Admittedly the observations on growing up, making you so wonderfully comfortable inside the mind of a smart - but maybe not smart enough - late teenager, and growing old in the mind of a slightly snarky old man were astoundingly good. Barnes is very practiced at this confessional stuff, these meandering reminiscences, and he hits the nail on the head about the vagaries of memory and the resultant unreliability of history, and what this means for his author's story here. "If we were in a novel, this wouldn't happen..." someone, the author Anthony or the author Julian, keeps meta-fictionally observing.
Having been reading Tolstoy opinions on Shakespeare on the Kindle as well, (c'mon, it was $0.99 and I was just skimming) I see that the Great Novelist thinks that the Great Playwright is crap, and that his plays make zero sense and miss the point all the time (the source materials were always better, he says) and what he makes the characters do is simply not how people behave - therefore Shakespeare's famed intuition into human nature is a pile of crock and everyone is wrong except Tolstoy.
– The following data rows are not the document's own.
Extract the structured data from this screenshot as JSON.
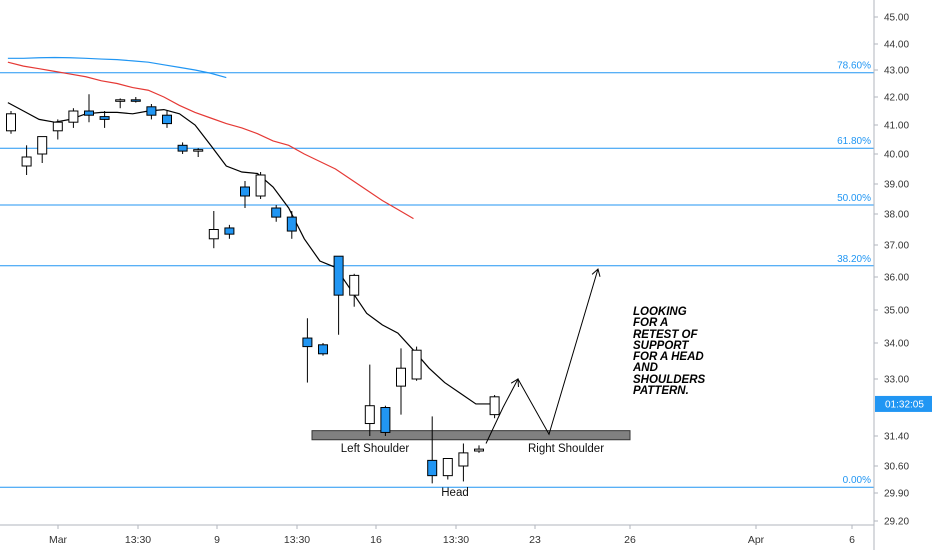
{
  "chart_data": {
    "type": "candlestick",
    "title": "",
    "ylim": [
      29.0,
      45.5
    ],
    "x_ticks": [
      "Mar",
      "13:30",
      "9",
      "13:30",
      "16",
      "13:30",
      "23",
      "26",
      "Apr",
      "6"
    ],
    "y_ticks": [
      "45.00",
      "44.00",
      "43.00",
      "42.00",
      "41.00",
      "40.00",
      "39.00",
      "38.00",
      "37.00",
      "36.00",
      "35.00",
      "34.00",
      "33.00",
      "31.40",
      "30.60",
      "29.90",
      "29.20"
    ],
    "y_tick_values": [
      45.0,
      44.0,
      43.0,
      42.0,
      41.0,
      40.0,
      39.0,
      38.0,
      37.0,
      36.0,
      35.0,
      34.0,
      33.0,
      31.4,
      30.6,
      29.9,
      29.2
    ],
    "current_label": "01:32:05",
    "current_value": 32.3,
    "candles": [
      {
        "o": 40.8,
        "h": 41.5,
        "l": 40.7,
        "c": 41.4
      },
      {
        "o": 39.6,
        "h": 40.3,
        "l": 39.3,
        "c": 39.9
      },
      {
        "o": 40.0,
        "h": 40.6,
        "l": 39.7,
        "c": 40.6
      },
      {
        "o": 40.8,
        "h": 41.2,
        "l": 40.5,
        "c": 41.1
      },
      {
        "o": 41.1,
        "h": 41.6,
        "l": 40.9,
        "c": 41.5
      },
      {
        "o": 41.5,
        "h": 42.1,
        "l": 41.1,
        "c": 41.35
      },
      {
        "o": 41.3,
        "h": 41.5,
        "l": 40.9,
        "c": 41.2
      },
      {
        "o": 41.85,
        "h": 41.95,
        "l": 41.6,
        "c": 41.9
      },
      {
        "o": 41.9,
        "h": 42.0,
        "l": 41.8,
        "c": 41.85
      },
      {
        "o": 41.65,
        "h": 41.75,
        "l": 41.2,
        "c": 41.35
      },
      {
        "o": 41.35,
        "h": 41.5,
        "l": 40.9,
        "c": 41.05
      },
      {
        "o": 40.3,
        "h": 40.4,
        "l": 40.0,
        "c": 40.1
      },
      {
        "o": 40.1,
        "h": 40.2,
        "l": 39.9,
        "c": 40.15
      },
      {
        "o": 37.2,
        "h": 38.1,
        "l": 36.9,
        "c": 37.5
      },
      {
        "o": 37.55,
        "h": 37.65,
        "l": 37.2,
        "c": 37.35
      },
      {
        "o": 38.9,
        "h": 39.1,
        "l": 38.2,
        "c": 38.6
      },
      {
        "o": 38.6,
        "h": 39.4,
        "l": 38.5,
        "c": 39.3
      },
      {
        "o": 38.2,
        "h": 38.3,
        "l": 37.75,
        "c": 37.9
      },
      {
        "o": 37.9,
        "h": 38.1,
        "l": 37.2,
        "c": 37.45
      },
      {
        "o": 34.15,
        "h": 34.75,
        "l": 32.9,
        "c": 33.9
      },
      {
        "o": 33.95,
        "h": 34.0,
        "l": 33.65,
        "c": 33.7
      },
      {
        "o": 36.65,
        "h": 36.65,
        "l": 34.25,
        "c": 35.45
      },
      {
        "o": 35.45,
        "h": 36.1,
        "l": 35.1,
        "c": 36.05
      },
      {
        "o": 31.75,
        "h": 33.4,
        "l": 31.4,
        "c": 32.25
      },
      {
        "o": 32.2,
        "h": 32.25,
        "l": 31.4,
        "c": 31.5
      },
      {
        "o": 32.8,
        "h": 33.85,
        "l": 32.0,
        "c": 33.3
      },
      {
        "o": 33.0,
        "h": 33.9,
        "l": 32.95,
        "c": 33.8
      },
      {
        "o": 30.75,
        "h": 31.95,
        "l": 30.15,
        "c": 30.35
      },
      {
        "o": 30.35,
        "h": 30.8,
        "l": 30.25,
        "c": 30.8
      },
      {
        "o": 30.6,
        "h": 31.2,
        "l": 30.2,
        "c": 30.95
      },
      {
        "o": 31.0,
        "h": 31.15,
        "l": 30.95,
        "c": 31.05
      },
      {
        "o": 32.0,
        "h": 32.55,
        "l": 31.9,
        "c": 32.5
      }
    ],
    "series": [
      {
        "color": "#000000",
        "values": [
          41.8,
          41.5,
          41.2,
          41.1,
          41.2,
          41.4,
          41.45,
          41.45,
          41.4,
          41.5,
          41.55,
          41.4,
          41.0,
          40.3,
          39.6,
          39.4,
          39.35,
          38.9,
          38.2,
          37.2,
          36.5,
          36.3,
          35.6,
          34.9,
          34.55,
          34.3,
          33.8,
          33.3,
          32.9,
          32.6,
          32.3,
          32.3
        ]
      },
      {
        "color": "#e53935",
        "values": [
          43.3,
          43.15,
          43.05,
          42.95,
          42.85,
          42.75,
          42.6,
          42.5,
          42.35,
          42.25,
          42.0,
          41.7,
          41.45,
          41.25,
          41.05,
          40.9,
          40.7,
          40.45,
          40.3,
          40.0,
          39.75,
          39.5,
          39.15,
          38.8,
          38.45,
          38.15,
          37.85
        ]
      },
      {
        "color": "#2196f3",
        "values": [
          43.45,
          43.45,
          43.47,
          43.48,
          43.47,
          43.45,
          43.42,
          43.4,
          43.35,
          43.3,
          43.2,
          43.1,
          43.0,
          42.88,
          42.72
        ]
      }
    ],
    "fib_levels": [
      {
        "label": "78.60%",
        "value": 42.9
      },
      {
        "label": "61.80%",
        "value": 40.2
      },
      {
        "label": "50.00%",
        "value": 38.3
      },
      {
        "label": "38.20%",
        "value": 36.35
      },
      {
        "label": "0.00%",
        "value": 30.05
      }
    ],
    "support_zone": {
      "top": 31.55,
      "bottom": 31.3
    },
    "annotations": {
      "left_shoulder": "Left Shoulder",
      "head": "Head",
      "right_shoulder": "Right Shoulder",
      "note": [
        "LOOKING",
        "FOR A",
        "RETEST OF",
        "SUPPORT",
        "FOR A HEAD",
        "AND",
        "SHOULDERS",
        "PATTERN."
      ]
    },
    "projection": [
      [
        32.2,
        33.0
      ],
      [
        31.45,
        36.25
      ]
    ],
    "colors": {
      "bull_fill": "#ffffff",
      "bear_fill": "#2196f3",
      "candle_border": "#000000",
      "fib_line": "#2196f3",
      "fib_label": "#2196f3",
      "zone": "#808080",
      "badge": "#2196f3"
    }
  }
}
And I have to admit he makes many good points.
So Barnes is claiming with this meta-fiction stuff, that what the people in his novel do is not what people in novels would do... So as Beckett said, "No symbols where none intended", it makes you wonder, if this is not meant to be a novel, why do we keep harping back to The Mother tipping out a "broken" fried egg... Symbol? Intended? I think so.
Oh never-mind, I am probably way off the loop here. I probably have missed the point due my infernal obtuseness, or I have overlooked some crucial adjectival phrase that would have gelled it together for me.
Please, don't listen to me, it is a GREAT read for the wonderfully funny and piercingly accurate evocations of those smart kids in school thinking themselves smarter than their teachers, the mating game back in those days (60's, about 10 years before E@L fucked it all up, as it were, for himself) and how not to handle re-unions with ex-girlfriends later in life.
The reason it only took me a day (talk about the compression of time - as Barnes does in this book) is that there are only 150 pages or so in the physical novel. Speaking of senses and endings, it is weird to end a novel and not be able turn the book face-down. Looking at the rear of a Kindle is not the same thing. Closure?
But one cool thing with this book on the Kindle is that it came with the best of Barne's observations on life already highlighted so I didn't have to think for myself.